HYCU Protege for Kubernetes is HYCU’s answer to the situation Sundaram outlined. The free upgrade to HUCU Protege provides for automated and instantaneous discovery of applications, Sundaram said. “Customers don’t care about containers,” he said. “They care about the application.”
It also provides assured data protection with set-and-forget, policy-based data protection. “This is important when customers are using thousands of nodes,” he said. “At that scale, it’s the only way to handle it.”
With HYCU Protege for Kubernetes, customers can set different SLAs, or service level agreements, for applications within the same cluster, Sundaram said.
It also allows for granular recovery of applications, individual persistent disks, or configuration files. “With Kubernetes, a single application can have 20 to 30 configurations,” he said. “Kubernetes is very complicated.”
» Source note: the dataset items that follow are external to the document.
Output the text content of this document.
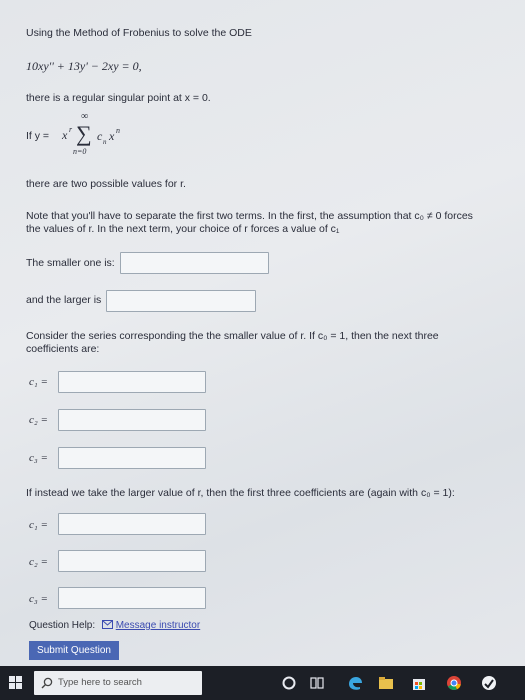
Using the Method of Frobenius to solve the ODE
10xy'' + 13y' − 2xy = 0,
there is a regular singular point at x = 0.
If y = x r ∑
∞
n=0
c n x n
there are two possible values for r.
Note that you'll have to separate the first two terms. In the first, the assumption that c₀ ≠ 0 forces
the values of r. In the next term, your choice of r forces a value of c₁
The smaller one is:
and the larger is
Consider the series corresponding the the smaller value of r. If c₀ = 1, then the next three
coefficients are:
c₁ =
c₂ =
c₃ =
If instead we take the larger value of r, then the first three coefficients are (again with c₀ = 1):
c₁ =
c₂ =
c₃ =
Question Help: Message instructor
Submit Question
Type here to search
HYCU Protege for Kubernetes also brings one-click validation of cross-cluster recovery, and simplifies the test/dev and disaster recovery process with cross-project and cross-region cloning with simple one-click recovery, he said.
HYCU also natively brings to Kubernetes the data protection capabilities of HYCU Protege, including native IAM (AWS Identity and Access Management) integration, multi-tenancy management, multi-region disaster recovery, and auto-tiering of storage based on customers’ SLAs, Sundaram said.
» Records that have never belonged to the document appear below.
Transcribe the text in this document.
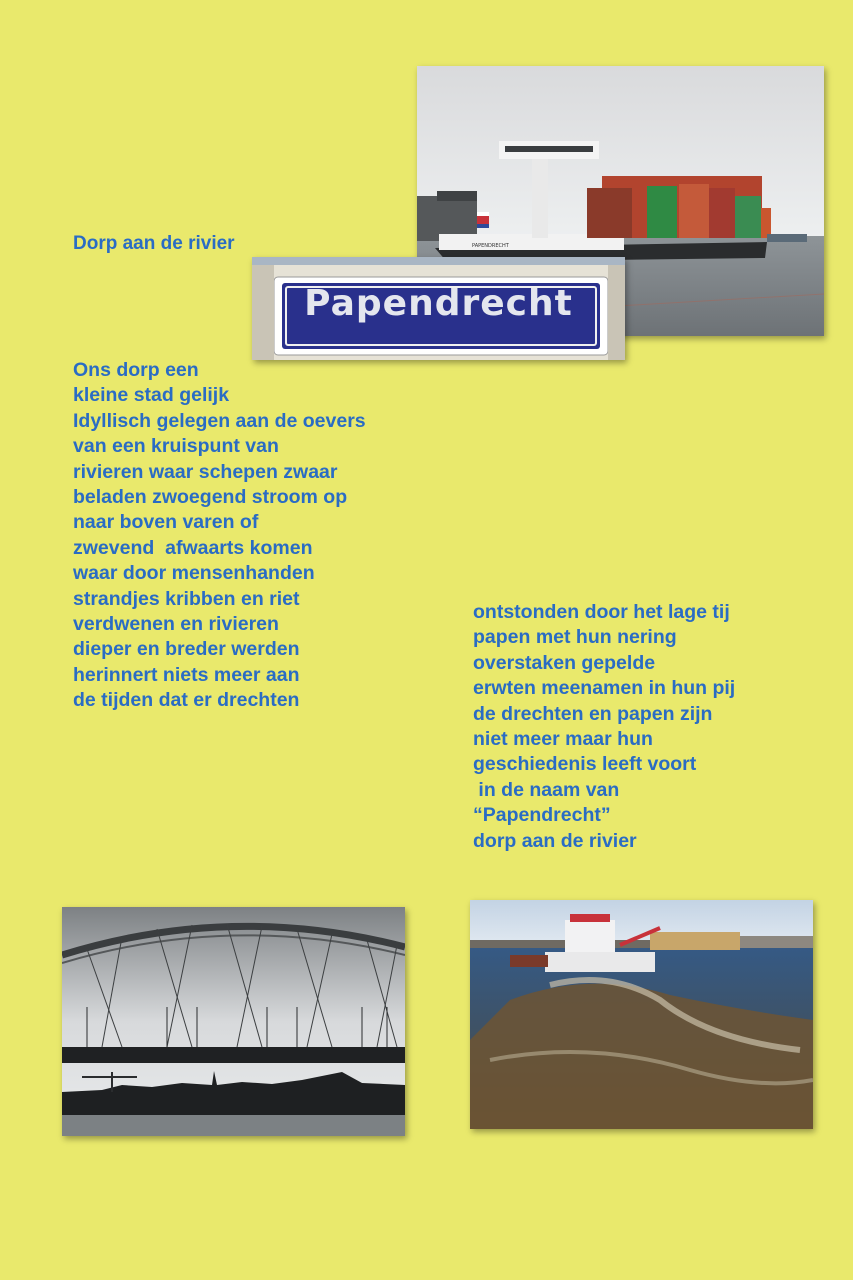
Dorp aan de rivier	PAPENDRECHT
Papendrecht
Ons dorp een
kleine stad gelijk
Idyllisch gelegen aan de oevers
van een kruispunt van
rivieren waar schepen zwaar
beladen zwoegend stroom op
naar boven varen of
zwevend  afwaarts komen
waar door mensenhanden
strandjes kribben en riet
verdwenen en rivieren
dieper en breder werden
herinnert niets meer aan
de tijden dat er drechten
ontstonden door het lage tij
papen met hun nering
overstaken gepelde
erwten meenamen in hun pij
de drechten en papen zijn
niet meer maar hun
geschiedenis leeft voort
in de naam van
“Papendrecht”
dorp aan de rivier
“And we add self-service,” he said. “When you have hundreds of developers working, you don’t want developers to call the backup guy every time they need to recover something,” he said. “Now they can log in and see their own apps, making it easy for them to recover those apps when needed.”
Extreme Solution originally started working with HYCU for its ability to do data protection in virtualized environments, and was an early user of HYCU Protege for Kubernetes, said Sherif Kozman, CEO of the Irvine, Calif.-based solution provider.
“We rode the cloud journey early, when most of our clients were in virtualized environments,” Kozman told CRN. “But the market is now moving towards cloud-native applications. HYCU’s Kubernetes offering is an easy-to-offer cloud-native backup for Kubernetes.”
The main challenge when working in cloud environments is that traditional backup and disaster recovery technologies are not fit for Kubernetes, Kozman said.
“So it is amazing to find a supplier with a solution that requires minimum change or invasion,” he said. “We’re already deploying it with a couple of our long-time customers in education and in media and entertainment.”
Both those customers have large Kubernetes clusters, and so backup has always been a challenge for them, Kozman said.
“We applied HYCU Protege for Kubernetes a couple of months ago, and it has been working fine,” he said. “We also added some planned faults to test it, and it worked well.”
Prior to HYCU Protege for Kubernetes, adding data protection to those environments required scripted solutions, Kozman said.
“That takes a lot of time, and is prone to error,” he said. “With HYCU, customers are getting fully-managed, full-automated solutions that just work.”
HYCU Protege for Kubernetes went into general availability Thursday. It is a native part of the HYCU Protege platform, and included at no extra charge, Sundaram said. Existing HYCU Protege deployments will be automatically updated, he said.